Breakingviews: Lower courts Obama's best shot at legal legacy

11/13/2012 COMMENTS (0)

By Reynolds Holding

NEW YORK, Nov 13 (Reuters Breakingviews) - Barack Obama's best shot at a legal legacy doesn't lie with the highest court in the land. Appointing Supreme Court justices attracts attention - and controversy. But what America's lower courts may lack in cachet, they make up for in influence. The president could affect the law for decades by putting his allies on these benches. What's more, vacancies currently abound.

Shaping the top court looks a stretch in any event. Liberal Justice Ruth Bader Ginsburg, 79, could retire, but replacing her wouldn't shift power to the left. The more conservative Antonin Scalia and Anthony Kennedy, both 76, may also hang up their robes, but that seems unlikely.

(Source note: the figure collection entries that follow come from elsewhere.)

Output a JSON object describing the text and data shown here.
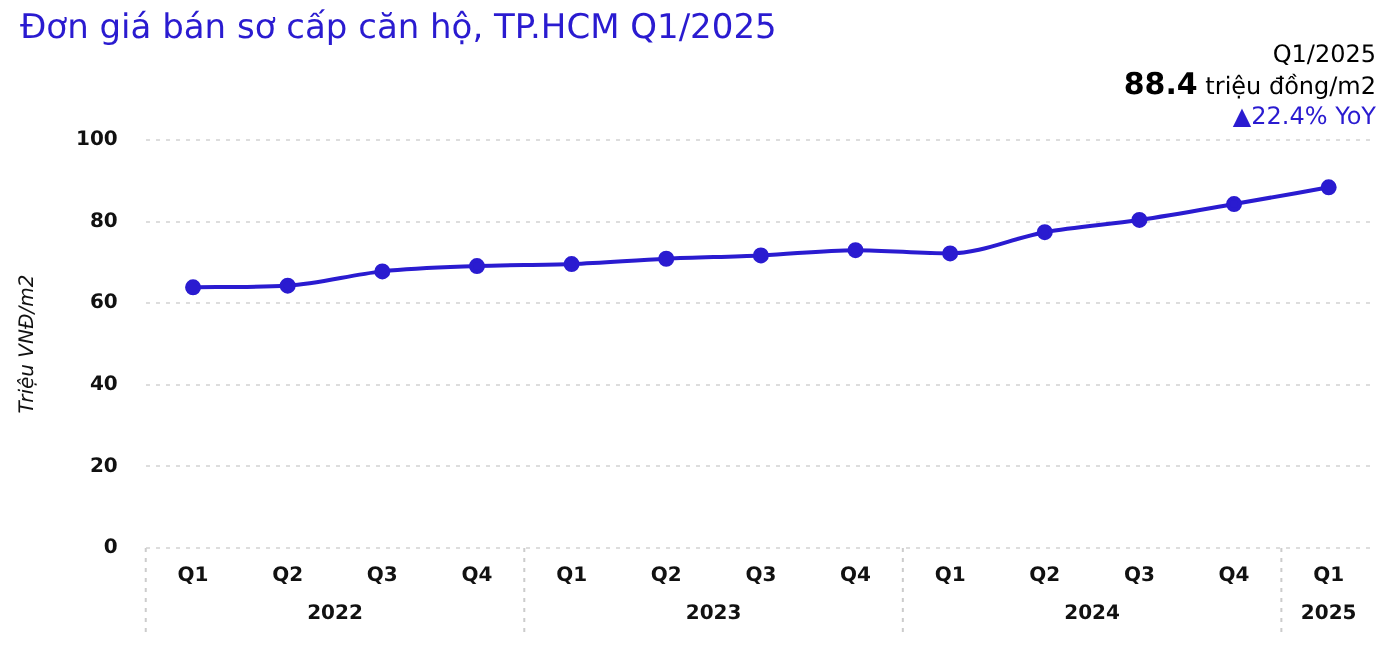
{
  "chart_data": {
    "type": "line",
    "title": "Đơn giá bán sơ cấp căn hộ, TP.HCM Q1/2025",
    "ylabel": "Triệu VNĐ/m2",
    "categories": [
      "Q1",
      "Q2",
      "Q3",
      "Q4",
      "Q1",
      "Q2",
      "Q3",
      "Q4",
      "Q1",
      "Q2",
      "Q3",
      "Q4",
      "Q1"
    ],
    "values": [
      63.9,
      64.3,
      67.8,
      69.1,
      69.6,
      70.9,
      71.7,
      73.0,
      72.2,
      77.4,
      80.4,
      84.3,
      88.4
    ],
    "color": "#2a1bd0",
    "marker": "circle",
    "line_style": "solid",
    "grid": "y",
    "ylim": [
      0,
      100
    ],
    "yticks": [
      0,
      20,
      40,
      60,
      80,
      100
    ],
    "annotations": [
      "2022",
      "2023",
      "2024",
      "2025",
      "Q1/2025",
      "88.4 triệu đồng/m2",
      "▲22.4% YoY"
    ]
  }
}
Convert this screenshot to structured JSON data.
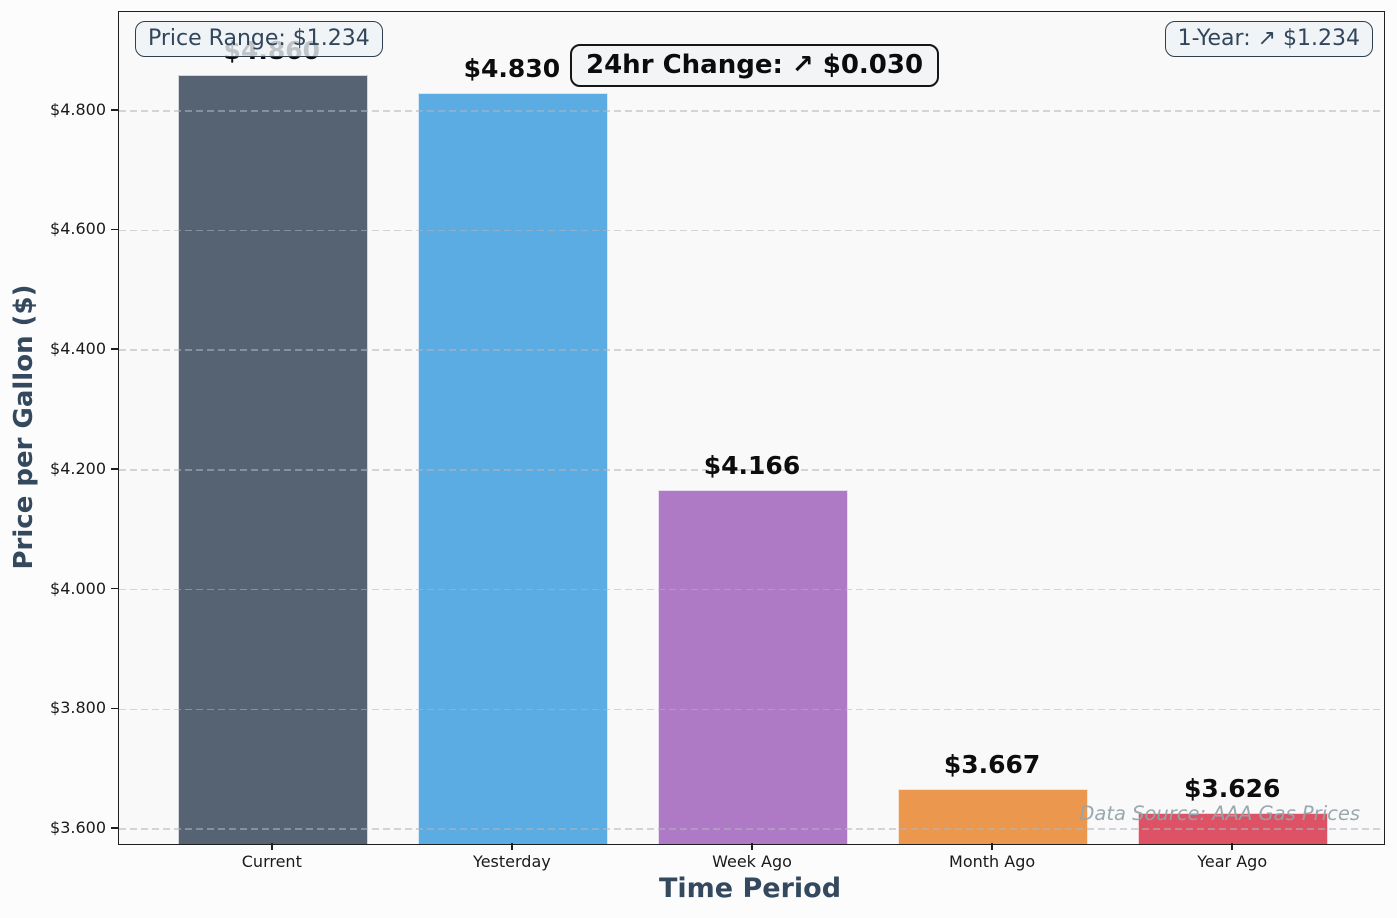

Obama would do better to focus on filling the 82 judgeships - about 10 percent of the total - open on the federal trial and appellate courts. That's where most legal disputes end up being resolved.

The Supreme Court sets big picture precedent, but in practice, lower courts determine the law. Overall, U.S. judges review more than 350,000 cases a year, according to the Administrative Office of the Courts. But the justices typically hear fewer than 100.

Federal regulations, especially, are generally hammered out in lower courts. Statutes like Dodd-Frank and the Affordable Care Act can't take effect without hundreds of administrative rules, many of which are contested before three-judge appellate panels and never appealed further.

The judges' ideology matters, too. Their decisions often reflect the political party of the president who appointed them. When industries challenge a regulation, for instance, Republican appointees are more likely than Democratic ones to advocate striking it down, according to a University of Chicago Law School study. The opposite is true when the challengers are public interest groups. The differences are even greater when panels consist of three judges sharing a party affiliation.

A case in point is a recent Business Roundtable lawsuit against rules for easing investor challenges to corporate boards. Republican presidents appointed all three appellate judges, and each voted to quash the rules.

Like all decisions, this one arguably followed the law. But evidence of politics in lower court rulings seems undeniable. If Obama wants to make his legal mark, he doesn't need to wait for a Supreme Court justice to retire.

 

CONTEXT NEWS

- President Barack Obama's re-election on Nov. 6 will allow him to replace any U.S. Supreme Court justice who retires in the next four years. Liberal Justice Ruth Bader Ginsburg, 79, and conservative Justices Antonin Scalia and Anthony Kennedy, both 76, are considered the most likely to leave.

- There are 82 vacancies on the lower federal courts, according to the Administrative Office of the United States Courts, including 15 on the courts of appeals, which rank second to the Supreme Court in importance. A 2006 study of appeals courts by University of Chicago Law School professors Thomas Miles and Cass Sunstein found that their decisions often depended on the political party of the president who appointed each judge hearing a case. 

(The author is a Reuters Breakingviews columnist. The opinions expressed are his own.)